En los últimos días ha sido noticia el potencial de producción de litio que posee nuestro país. Esto, producto de los últimos anuncios realizados en Inglaterra, Francia y Alemania en relación al giro en la industria de automóviles, donde se espera que al año 2040 solo se produzcan vehículos híbridos o completamente eléctricos.

La producción de litio, con un potencial base de crecimiento de 8 a 10% anual, podría aportar a nuestro país al año 2035 un ingreso aproximado de U$ 1.500 millones por año, los que pueden aumentar si logramos el desarrollo de una industria que no solo venda la materia prima, sino que también tecnología relacionada a ella.

Pero, ¿cuál podría ser el problema frente a tanto beneficio? El problema de esta industria extractiva es que está fundada sobre un grupo de paisajes y ecosistemas cuya peculiaridad es única a nivel nacional y mundial. Esto es, el Salar de Atacama y la red de salares que conforman principalmente el altiplano de la región de Antofagasta.

Hoy existe poca información sobre la composición de los componentes bióticos y procesos ecosistémicos que ocurren en los salares, de forma especial aquellos asociados a micro organismos que se han adaptado por millones de años a condiciones extremas de sustratos, temperatura, humedad y radiación solar.

Los salares por su configuración marina y endorreica poseen además una historia asociada a la geología y ecología de nuestro planeta, la cual podría darnos respuesta a preguntas sobre futuras adaptaciones al cambio climático, relación con los ciclos y configuración de la atmósfera o respuestas frente a potenciales enfermedades emergentes.
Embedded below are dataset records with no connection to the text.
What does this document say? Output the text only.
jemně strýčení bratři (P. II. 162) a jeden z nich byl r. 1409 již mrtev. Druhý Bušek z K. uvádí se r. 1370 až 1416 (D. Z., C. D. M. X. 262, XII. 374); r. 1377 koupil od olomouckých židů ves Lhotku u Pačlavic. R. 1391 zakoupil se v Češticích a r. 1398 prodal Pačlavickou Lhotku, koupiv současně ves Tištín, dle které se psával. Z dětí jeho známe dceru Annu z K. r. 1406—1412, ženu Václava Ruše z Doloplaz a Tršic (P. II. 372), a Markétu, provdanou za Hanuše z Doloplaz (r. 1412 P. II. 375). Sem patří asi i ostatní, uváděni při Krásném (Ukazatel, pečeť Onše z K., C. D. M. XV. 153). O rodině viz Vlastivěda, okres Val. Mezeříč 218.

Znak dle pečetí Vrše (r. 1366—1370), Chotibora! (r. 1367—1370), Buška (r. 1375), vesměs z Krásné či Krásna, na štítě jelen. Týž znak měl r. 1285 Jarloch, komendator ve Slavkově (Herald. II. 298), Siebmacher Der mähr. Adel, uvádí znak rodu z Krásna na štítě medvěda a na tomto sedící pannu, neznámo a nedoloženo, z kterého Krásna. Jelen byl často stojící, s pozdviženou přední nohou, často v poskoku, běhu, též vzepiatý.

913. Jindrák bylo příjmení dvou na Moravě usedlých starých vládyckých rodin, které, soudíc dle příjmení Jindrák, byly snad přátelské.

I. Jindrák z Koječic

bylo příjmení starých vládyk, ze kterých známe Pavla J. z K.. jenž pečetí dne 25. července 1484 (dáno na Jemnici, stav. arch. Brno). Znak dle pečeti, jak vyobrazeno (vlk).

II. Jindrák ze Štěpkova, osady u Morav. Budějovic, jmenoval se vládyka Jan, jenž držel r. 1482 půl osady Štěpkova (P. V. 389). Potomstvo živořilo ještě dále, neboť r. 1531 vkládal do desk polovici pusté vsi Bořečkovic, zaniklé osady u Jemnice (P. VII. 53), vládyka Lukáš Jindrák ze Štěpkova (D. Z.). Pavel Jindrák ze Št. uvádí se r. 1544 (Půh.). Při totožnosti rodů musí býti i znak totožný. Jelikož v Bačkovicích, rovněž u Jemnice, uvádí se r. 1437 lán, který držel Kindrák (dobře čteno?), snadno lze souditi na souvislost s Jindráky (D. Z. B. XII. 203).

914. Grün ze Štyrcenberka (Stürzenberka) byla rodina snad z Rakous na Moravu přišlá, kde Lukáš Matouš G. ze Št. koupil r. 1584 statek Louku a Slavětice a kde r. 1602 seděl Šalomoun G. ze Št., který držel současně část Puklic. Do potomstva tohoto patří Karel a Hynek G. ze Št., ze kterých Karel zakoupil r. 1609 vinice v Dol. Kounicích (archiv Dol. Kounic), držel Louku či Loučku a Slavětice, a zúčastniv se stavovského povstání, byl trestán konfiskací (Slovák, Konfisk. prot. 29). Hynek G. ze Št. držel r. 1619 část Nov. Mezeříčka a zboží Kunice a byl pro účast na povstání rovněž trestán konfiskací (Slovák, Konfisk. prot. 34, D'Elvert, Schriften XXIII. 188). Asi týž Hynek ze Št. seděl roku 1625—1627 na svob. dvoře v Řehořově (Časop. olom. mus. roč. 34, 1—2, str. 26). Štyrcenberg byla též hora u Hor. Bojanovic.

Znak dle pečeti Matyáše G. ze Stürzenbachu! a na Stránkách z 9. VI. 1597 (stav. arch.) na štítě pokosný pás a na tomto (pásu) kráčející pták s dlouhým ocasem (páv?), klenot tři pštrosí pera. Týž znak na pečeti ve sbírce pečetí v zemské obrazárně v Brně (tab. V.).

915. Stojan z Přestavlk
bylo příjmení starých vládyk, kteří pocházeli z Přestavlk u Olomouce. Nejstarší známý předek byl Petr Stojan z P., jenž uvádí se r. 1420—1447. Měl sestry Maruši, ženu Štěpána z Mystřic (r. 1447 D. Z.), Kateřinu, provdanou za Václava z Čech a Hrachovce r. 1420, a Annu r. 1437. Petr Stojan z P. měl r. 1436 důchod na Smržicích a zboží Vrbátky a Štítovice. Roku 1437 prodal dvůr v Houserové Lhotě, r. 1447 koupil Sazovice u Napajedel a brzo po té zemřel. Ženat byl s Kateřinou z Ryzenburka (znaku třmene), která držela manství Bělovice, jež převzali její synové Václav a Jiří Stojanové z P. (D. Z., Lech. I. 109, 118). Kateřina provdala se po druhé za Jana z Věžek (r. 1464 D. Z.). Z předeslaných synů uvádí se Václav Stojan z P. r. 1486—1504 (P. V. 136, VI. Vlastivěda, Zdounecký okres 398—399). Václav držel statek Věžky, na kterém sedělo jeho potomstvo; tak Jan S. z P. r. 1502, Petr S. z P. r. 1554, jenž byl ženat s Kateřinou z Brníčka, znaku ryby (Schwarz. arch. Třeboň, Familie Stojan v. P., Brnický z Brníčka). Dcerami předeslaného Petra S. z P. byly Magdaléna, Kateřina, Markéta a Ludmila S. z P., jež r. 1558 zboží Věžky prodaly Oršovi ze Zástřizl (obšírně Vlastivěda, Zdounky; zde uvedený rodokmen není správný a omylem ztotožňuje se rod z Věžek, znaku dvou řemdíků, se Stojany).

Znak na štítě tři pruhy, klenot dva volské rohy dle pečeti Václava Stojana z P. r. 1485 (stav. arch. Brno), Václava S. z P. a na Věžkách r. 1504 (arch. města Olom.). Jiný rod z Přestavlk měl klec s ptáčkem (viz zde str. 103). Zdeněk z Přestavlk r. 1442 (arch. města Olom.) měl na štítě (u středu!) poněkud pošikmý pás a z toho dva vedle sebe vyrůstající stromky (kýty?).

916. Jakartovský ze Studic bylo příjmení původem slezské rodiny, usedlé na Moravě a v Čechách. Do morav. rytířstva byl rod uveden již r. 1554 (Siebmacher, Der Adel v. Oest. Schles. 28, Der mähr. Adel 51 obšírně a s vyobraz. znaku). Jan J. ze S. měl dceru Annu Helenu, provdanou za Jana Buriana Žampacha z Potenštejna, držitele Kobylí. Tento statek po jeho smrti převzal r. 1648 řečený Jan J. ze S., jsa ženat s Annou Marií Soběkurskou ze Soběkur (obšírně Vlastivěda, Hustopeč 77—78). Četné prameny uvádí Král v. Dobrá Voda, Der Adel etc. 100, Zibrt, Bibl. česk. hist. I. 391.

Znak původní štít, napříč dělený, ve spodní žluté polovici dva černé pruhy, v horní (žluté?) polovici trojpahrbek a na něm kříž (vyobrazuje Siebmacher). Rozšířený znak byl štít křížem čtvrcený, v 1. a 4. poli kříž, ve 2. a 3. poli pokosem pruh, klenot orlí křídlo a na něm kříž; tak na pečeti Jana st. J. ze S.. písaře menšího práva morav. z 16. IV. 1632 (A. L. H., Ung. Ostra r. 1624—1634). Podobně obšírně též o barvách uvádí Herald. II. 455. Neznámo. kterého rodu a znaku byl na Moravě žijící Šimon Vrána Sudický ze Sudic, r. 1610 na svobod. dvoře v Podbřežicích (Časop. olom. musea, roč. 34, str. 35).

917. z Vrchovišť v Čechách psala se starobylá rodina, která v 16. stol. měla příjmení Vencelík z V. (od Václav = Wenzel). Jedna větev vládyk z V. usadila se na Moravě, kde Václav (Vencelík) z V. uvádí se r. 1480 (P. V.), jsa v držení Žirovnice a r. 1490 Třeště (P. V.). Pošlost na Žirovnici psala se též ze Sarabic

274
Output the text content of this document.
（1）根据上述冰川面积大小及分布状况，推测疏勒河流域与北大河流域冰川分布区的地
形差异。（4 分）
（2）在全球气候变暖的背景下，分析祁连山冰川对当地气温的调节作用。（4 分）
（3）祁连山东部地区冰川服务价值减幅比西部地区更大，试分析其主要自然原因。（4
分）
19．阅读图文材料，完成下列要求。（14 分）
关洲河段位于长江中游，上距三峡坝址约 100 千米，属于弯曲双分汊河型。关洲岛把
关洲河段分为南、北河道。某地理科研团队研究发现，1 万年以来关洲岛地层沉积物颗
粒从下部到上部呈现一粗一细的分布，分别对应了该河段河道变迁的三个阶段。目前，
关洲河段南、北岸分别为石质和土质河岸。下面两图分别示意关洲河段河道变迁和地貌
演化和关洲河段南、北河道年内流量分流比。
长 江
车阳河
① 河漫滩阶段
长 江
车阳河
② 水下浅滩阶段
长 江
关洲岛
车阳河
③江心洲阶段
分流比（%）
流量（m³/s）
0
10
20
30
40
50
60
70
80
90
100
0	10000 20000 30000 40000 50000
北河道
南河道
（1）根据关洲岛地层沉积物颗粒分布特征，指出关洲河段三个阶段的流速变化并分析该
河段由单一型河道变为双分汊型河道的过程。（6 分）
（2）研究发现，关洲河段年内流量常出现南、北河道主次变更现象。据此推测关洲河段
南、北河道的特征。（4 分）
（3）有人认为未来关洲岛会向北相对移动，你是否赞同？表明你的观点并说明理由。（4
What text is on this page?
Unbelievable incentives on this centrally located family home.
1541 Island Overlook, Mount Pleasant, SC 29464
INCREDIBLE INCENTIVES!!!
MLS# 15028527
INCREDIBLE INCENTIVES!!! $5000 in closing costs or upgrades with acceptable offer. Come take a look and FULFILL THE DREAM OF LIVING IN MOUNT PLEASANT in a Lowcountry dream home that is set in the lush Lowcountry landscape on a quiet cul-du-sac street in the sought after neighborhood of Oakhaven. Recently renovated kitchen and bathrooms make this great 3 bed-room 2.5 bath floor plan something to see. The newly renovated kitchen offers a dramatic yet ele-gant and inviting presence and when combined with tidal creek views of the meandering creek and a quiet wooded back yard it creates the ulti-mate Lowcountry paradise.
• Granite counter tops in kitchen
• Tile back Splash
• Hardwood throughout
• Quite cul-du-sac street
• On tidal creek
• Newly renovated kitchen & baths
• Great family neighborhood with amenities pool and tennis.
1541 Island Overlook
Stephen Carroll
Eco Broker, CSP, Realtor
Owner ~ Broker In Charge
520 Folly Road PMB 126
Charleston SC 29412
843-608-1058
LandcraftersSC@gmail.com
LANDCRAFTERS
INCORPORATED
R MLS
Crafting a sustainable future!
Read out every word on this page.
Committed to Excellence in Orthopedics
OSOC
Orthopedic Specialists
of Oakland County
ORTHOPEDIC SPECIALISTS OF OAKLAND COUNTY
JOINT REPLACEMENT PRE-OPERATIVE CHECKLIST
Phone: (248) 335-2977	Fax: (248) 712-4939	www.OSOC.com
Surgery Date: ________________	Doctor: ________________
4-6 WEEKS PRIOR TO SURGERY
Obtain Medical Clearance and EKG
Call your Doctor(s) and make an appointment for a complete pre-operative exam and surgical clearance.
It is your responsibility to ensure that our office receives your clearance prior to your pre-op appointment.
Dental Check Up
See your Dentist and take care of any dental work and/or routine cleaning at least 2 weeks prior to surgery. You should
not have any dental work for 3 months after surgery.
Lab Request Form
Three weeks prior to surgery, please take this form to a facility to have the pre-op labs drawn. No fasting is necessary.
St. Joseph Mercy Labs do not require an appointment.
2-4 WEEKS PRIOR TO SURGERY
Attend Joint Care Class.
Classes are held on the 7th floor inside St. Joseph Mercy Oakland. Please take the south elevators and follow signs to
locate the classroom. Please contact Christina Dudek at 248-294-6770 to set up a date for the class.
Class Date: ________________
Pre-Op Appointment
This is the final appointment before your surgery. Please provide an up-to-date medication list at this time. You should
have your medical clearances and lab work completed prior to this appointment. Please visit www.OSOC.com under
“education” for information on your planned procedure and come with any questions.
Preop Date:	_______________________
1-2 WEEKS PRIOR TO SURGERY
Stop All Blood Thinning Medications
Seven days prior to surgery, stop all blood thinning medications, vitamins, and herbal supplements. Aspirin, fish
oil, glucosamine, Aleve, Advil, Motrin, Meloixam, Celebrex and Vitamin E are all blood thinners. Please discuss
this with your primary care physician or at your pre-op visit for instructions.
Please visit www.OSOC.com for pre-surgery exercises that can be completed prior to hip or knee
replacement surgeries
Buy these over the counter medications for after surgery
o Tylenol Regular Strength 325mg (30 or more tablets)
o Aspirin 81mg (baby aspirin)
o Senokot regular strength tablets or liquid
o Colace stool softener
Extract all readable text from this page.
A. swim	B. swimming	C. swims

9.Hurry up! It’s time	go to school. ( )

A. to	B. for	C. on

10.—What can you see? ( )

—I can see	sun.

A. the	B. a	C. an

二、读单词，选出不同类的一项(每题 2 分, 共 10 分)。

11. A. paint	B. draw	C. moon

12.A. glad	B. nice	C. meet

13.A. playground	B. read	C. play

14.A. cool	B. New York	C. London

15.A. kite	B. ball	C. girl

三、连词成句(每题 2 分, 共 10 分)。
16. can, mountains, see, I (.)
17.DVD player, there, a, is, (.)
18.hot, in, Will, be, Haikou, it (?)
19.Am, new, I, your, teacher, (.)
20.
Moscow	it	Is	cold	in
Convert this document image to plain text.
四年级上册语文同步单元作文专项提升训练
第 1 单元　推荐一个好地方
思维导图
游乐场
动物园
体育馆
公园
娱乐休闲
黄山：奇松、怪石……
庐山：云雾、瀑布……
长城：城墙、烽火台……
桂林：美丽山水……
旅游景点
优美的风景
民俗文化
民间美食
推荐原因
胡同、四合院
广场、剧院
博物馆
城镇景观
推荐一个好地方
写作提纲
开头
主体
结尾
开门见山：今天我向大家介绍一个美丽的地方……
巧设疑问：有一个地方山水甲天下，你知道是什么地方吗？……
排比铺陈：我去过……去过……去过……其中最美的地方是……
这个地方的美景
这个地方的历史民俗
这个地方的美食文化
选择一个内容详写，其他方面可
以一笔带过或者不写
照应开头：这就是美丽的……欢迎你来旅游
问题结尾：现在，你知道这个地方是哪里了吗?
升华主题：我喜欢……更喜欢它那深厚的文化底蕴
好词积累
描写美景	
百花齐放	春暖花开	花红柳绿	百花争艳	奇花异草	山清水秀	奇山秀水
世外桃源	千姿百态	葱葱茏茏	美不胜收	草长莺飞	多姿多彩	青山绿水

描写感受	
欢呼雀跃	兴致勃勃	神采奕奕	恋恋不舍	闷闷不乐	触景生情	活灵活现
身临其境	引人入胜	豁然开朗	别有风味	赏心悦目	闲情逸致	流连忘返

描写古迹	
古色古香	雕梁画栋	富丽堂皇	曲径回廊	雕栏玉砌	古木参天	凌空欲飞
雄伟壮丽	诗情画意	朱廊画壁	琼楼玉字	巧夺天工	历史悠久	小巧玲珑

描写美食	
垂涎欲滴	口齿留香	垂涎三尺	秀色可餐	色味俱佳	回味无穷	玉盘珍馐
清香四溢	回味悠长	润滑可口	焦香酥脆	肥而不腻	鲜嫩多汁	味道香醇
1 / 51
El estudio detallado de los salares de Chile para su uso y conservación, de forma especial el de Atacama, es imperativo frente a una eventual actividad extractiva y no reversible de ecosistemas como es la extracción del litio. Esto requiere necesariamente niveles de inversión en ciencia que sean comparables a los niveles de inversión en tiempo y dinero que se asocian a las exploraciones y desarrollo de la industria minera.

Nuestra experiencia histórica de desarrollo en base a la extracción minera de materias primas ha tenido como consecuencia el deterioro sostenido de los ecosistemas de nuestro país. Como ejemplo, es posible nombrar la desaparición masiva de extensas poblaciones de tamarugo y otros ecosistemas producto de la extracción del salitre en Tarapacá, la contaminación marina por relaves en las costas de Chañaral, la contaminación de tierras producto de la instalación de industrias de fundición en Ventanas y otras y la pérdida de ecosistemas de glaciares producto de la extracción de cobre en la cordillera Andina, por nombrar solo algunos.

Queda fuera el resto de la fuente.